Kali ini logika Rocky Gerung (Rocky) offside. Alur pikir tidak berada pada nalar lazim digunakan untuk menyamakan atau membedakan sesuatu, termasuk keberadaan dua orang. Lihat saja, Rocky menyarankan dengan menyamakan dua sosok yang sama sekali tidak bisa disamakan, dari berbagai aspek. Dalam satu link berita pekan lalu Rocky menyarankan agar Firli Bahuri (Firli) mengikuti jejak Novel Baswedan (Novel) mendaftar sebagai Aparatur Sipil Negara (ASN) Polri. Ini jelas bahwa Rocky belum siuman dari upayanya selalu mengkultuskan Novel sehingga mengorbankan nalar logikanya sendiri. Selain lemah alur logika dan argumentasi, saran Rocky tersebut tidak fair karena menyamakan kedua sosok yang memang tidak sebanding, sehingga sangat disayangkan.

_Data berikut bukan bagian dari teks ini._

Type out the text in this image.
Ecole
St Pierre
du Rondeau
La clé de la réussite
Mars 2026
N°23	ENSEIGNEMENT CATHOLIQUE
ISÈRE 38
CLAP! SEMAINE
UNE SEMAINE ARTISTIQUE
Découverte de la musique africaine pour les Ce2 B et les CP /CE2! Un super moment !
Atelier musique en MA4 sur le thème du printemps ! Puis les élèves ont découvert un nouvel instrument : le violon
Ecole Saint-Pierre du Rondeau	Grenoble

Jauh logis dan produktif, kalau Rocky justru menyampaikan saran kepada Novel agar mengikuti jejak dan berguru kepada Firli menjadi komisioner dan kemudian Ketua KPK yang bekerja keras atas dasar perintah UU Pemberantasan Korupsi dan tidak menarget sesorang untuk diproses di KPK. Singkatnya, Firli tidak pernah melakukan “pilih tebang” di KPK. Ia tidak tunduk pada kekusaan apapun di republik ini dalam melakukan tugas penindakan dan pencegahan korupsi di Indonesia.
Karena itu saran Rocky tersebut, saya pastikan tidak dapat diterma akal sehat. Sebab, persoalan atau perjalanan yang dihadapi Novel tidak bisa disamakan dengan Firli terkait dengan keberadaan keduanya di dalam dan di luar Komisi Pemerantasan Korupsi (KPK). Salah satu diantaranya, Novel jelas gagal mengikuti tes wawasan kebangsaan (TWK) menjadi ASN di KPK yang dilakukan secara independen, objektif dan professional oleh lembaga negara di luar KPK.
Penyelenggaraan tes ini sebagai perwujudan pelaksanaan UU, siapapun komisioner KPK, mutlak dilakukan. Tentu, sesuai dengan UU, peserta yang gagal, termasuk Novel, otomatis tidak bisa menjadi ASN di KPK. Merujuk UU, mereka harus hengkang dari KPK.
Tidak lama kemudian pihak Kepolisian berbaik hati menawarkan kepada mereka menjadi ASN di Polri. Ini terobosan baru sangat produktif dari pihak Kepolisian. Tawaran ini, menurut hemat saya, mampu menurunkan tensi polemik di ruang publik dan berhasil tentang tes TWK.
Ada sebagian dari mereka menerima dan yang lainnya menolak. Itu hak hukum mereka sebagai warga negara Indonesia. Setelah melalui prosedur formal yang berlaku sebagian dari mereka ditetapkan menjadi ASN Polri.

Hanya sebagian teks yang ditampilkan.